International Manual

Thin capitalisation: practical guidance: creating agreements between HMRC and the group: introduction to the main features of the agreement

How an Advance Thin Capitalisation Agreement (“ATCA”) should look

An example of a “model” ATCA is at INTM520100. This was issued alongside Statement of Practice (SP) 01/12 (INTM520085) which sets out the ATCA process.

At the conclusion of thin capitalisation enquiries or of the ATCA application process, a written agreement is (in most cases) put in place to provide an agreed method and set of parameters for calculating the arm’s length amount of interest for each year of the agreement, for up to five years into the future.

An ATCA is made under the advance pricing agreement legislation in Part V of TIOPA10, and is no longer linked to the treaty clearance process.

Where the discussions have followed the recommended ATCA process, the borrower should have submitted firm proposals for an agreement at the outset, as required by TIOPA10/S223. Once the content of the ATCA is agreed, the borrower should be asked to put together a draft agreement on that basis (or amend their draft accordingly). The company or its representatives are best placed to draft the agreement, since they are seeking the agreement and will need to be comfortable with the commitments they are making. Both sides can then fine tune and agree terms. It is at that stage only a draft, and there may in some cases be quite serious differences as to the detailed terms, but this should not turn into a prolonged round of tweaking for either party.

To guard against future disputes about the terms of an agreement, it is important that it is carefully worded, unambiguous and contains a full and mutually understood description of each point that has been agreed. The Model ATCA issued with SP01/12 is reproduced for convenience at INTM520100, and may be adopted and adapted with such modifications as are necessary.

A standard agreement will normally address the following points:

  • the maximum amount of the loan or loan facility (a cap on the debt) - INTM520020 
  • the interest rate - INTM520030 
  • start and end date for the duration of the agreement - INTM520040 
  • the financial conditions to be fulfilled by the UK borrower - INTM520050 
  • the tax treatment of interest paid if the conditions are fulfilled - INTM520050 
  • the consequences of a breach of the agreement by the UK borrower - INTM520060 
  • any particular conditions under which covenant breaches will be ignored or modified - INTM520070 
  • monitoring procedures - INTM520080 
  • annual, or more frequent, notification requirements - INTM520090 

It is impossible to produce an exhaustive list or create a model agreement which allows for every eventuality, but these are the basic features of a comprehensive agreement.

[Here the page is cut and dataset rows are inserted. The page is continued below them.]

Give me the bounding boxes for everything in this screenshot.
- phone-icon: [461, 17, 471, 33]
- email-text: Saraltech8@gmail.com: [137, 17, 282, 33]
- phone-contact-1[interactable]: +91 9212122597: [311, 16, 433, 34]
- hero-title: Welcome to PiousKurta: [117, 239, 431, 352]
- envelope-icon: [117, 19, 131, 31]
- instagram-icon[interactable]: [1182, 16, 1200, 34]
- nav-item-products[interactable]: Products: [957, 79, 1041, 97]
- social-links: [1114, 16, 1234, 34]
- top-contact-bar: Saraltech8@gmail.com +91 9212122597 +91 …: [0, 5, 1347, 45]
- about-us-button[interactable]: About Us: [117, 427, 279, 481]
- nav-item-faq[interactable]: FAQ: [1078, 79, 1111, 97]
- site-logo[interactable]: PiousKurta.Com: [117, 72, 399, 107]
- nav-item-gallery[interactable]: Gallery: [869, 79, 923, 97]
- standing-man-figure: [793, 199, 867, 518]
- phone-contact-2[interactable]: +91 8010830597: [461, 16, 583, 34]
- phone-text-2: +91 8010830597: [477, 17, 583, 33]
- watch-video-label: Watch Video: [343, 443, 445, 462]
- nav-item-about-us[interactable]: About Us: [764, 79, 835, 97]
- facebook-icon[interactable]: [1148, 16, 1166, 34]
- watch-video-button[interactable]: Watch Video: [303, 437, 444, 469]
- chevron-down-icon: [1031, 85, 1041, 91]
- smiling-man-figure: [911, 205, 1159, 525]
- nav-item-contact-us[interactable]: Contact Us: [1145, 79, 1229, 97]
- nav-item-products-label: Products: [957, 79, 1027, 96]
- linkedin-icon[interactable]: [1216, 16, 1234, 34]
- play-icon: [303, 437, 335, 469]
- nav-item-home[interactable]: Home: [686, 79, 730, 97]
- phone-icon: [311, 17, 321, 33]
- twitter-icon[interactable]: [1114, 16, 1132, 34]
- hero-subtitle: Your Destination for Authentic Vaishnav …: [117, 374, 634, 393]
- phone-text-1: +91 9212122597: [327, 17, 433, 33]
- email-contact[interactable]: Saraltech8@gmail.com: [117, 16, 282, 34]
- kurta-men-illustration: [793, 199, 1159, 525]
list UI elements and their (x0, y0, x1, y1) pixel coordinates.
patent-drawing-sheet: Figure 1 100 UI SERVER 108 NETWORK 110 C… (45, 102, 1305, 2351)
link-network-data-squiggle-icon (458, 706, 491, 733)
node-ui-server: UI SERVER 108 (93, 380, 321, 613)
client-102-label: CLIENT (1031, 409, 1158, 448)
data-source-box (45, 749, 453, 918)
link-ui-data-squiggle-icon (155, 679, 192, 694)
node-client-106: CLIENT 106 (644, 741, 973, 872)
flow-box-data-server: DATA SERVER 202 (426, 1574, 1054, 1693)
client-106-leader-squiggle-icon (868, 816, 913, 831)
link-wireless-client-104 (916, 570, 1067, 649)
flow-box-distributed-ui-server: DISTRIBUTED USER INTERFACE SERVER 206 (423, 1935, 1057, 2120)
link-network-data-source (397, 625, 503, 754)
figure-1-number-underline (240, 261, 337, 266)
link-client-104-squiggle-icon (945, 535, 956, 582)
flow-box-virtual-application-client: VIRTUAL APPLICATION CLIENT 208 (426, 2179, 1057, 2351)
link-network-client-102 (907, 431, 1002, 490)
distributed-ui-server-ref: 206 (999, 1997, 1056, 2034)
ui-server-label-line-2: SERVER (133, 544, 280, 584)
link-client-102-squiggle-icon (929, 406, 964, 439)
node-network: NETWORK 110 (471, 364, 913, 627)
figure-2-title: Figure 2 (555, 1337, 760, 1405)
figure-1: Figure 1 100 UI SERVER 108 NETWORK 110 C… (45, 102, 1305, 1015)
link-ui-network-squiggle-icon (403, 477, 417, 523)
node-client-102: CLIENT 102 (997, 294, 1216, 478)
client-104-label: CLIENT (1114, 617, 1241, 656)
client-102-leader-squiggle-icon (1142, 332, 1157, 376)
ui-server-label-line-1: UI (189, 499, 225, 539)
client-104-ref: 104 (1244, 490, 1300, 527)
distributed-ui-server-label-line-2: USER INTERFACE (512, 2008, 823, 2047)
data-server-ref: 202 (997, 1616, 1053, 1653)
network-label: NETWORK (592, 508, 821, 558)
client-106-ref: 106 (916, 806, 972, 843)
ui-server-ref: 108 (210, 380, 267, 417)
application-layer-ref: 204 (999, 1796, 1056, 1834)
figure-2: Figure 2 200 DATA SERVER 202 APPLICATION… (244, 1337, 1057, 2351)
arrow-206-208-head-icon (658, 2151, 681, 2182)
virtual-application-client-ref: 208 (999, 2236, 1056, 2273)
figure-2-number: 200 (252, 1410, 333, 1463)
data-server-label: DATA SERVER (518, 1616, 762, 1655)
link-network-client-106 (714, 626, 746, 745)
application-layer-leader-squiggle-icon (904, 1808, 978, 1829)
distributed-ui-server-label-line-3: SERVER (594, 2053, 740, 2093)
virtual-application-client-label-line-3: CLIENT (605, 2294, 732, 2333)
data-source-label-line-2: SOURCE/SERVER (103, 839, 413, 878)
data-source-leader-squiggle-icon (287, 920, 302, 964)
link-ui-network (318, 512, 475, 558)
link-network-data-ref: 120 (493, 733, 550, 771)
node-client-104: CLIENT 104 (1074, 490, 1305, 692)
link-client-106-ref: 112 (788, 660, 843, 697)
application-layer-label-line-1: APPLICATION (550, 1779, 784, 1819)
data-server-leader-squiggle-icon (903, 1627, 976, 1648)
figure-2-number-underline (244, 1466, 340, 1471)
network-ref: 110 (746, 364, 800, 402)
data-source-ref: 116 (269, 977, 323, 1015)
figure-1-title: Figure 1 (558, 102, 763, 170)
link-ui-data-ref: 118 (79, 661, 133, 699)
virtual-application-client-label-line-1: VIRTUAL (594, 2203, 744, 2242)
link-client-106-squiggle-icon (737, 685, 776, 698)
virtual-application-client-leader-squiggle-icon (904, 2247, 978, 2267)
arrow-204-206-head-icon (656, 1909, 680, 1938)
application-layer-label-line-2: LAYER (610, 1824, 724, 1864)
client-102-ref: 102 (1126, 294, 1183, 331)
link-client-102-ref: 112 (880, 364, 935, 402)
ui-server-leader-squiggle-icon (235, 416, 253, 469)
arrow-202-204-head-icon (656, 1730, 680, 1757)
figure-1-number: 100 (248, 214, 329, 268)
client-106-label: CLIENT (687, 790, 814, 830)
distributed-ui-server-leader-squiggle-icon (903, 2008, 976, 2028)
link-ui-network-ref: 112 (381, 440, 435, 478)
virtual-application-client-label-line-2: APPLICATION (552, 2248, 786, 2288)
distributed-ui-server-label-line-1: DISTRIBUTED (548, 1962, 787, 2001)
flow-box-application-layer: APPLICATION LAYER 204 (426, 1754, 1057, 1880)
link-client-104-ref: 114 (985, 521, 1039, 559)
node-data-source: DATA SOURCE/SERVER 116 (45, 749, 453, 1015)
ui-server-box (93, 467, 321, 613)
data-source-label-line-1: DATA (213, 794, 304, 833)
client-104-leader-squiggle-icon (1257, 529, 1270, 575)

It may be necessary to include additional clauses for dealing with specific characteristics or issues, such as:

  • a clause covering transfer pricing treatment of money held by the company (see INTM501000 on interest imputation). Cash may be retained by a UK company because the overseas parent or connected lender does not want it repaid - perhaps for UK or overseas tax reasons. Furthermore, such money may not earn an arm’s length reward if it is on-lent within the group. A loan which has outlived its purpose may be vulnerable to challenge under CTA09/S441 (FA1996/SCH9/PARA13).
  • a declaration that an interest-free loan will remain so for the duration of the agreement.
  • a statement that any capital contributions or interest free loans will remain in place for the duration of the agreement.
  • a clause specifying the proportions of debt and cash/equity which will be applied to future acquisitions, where discussions suggest that this is a low risk and practical provision. This would only apply to a modest level of expenditure, and a cap on its application would be advisable. This might be helpful where a cash generative business was intending to make acquisitions.
  • a clause to restrict dividend payments in order to avoid the situation where all profits are paid up as dividends while acquisitions are debt funded.
  • a clause which details where disallowances will fall where more than one company or source of funding is affected.

Some of the above will be fairly routine; others more unusual. This list cannot cover every eventuality, and it may be necessary to agree additional clauses in order to address specific issues. The Transfer Pricing Team at CSTD Business, Assets & International is happy to advise.

The chapter from INTM522000 onwards contains information about third party loan agreements that may helpful when setting up an agreement.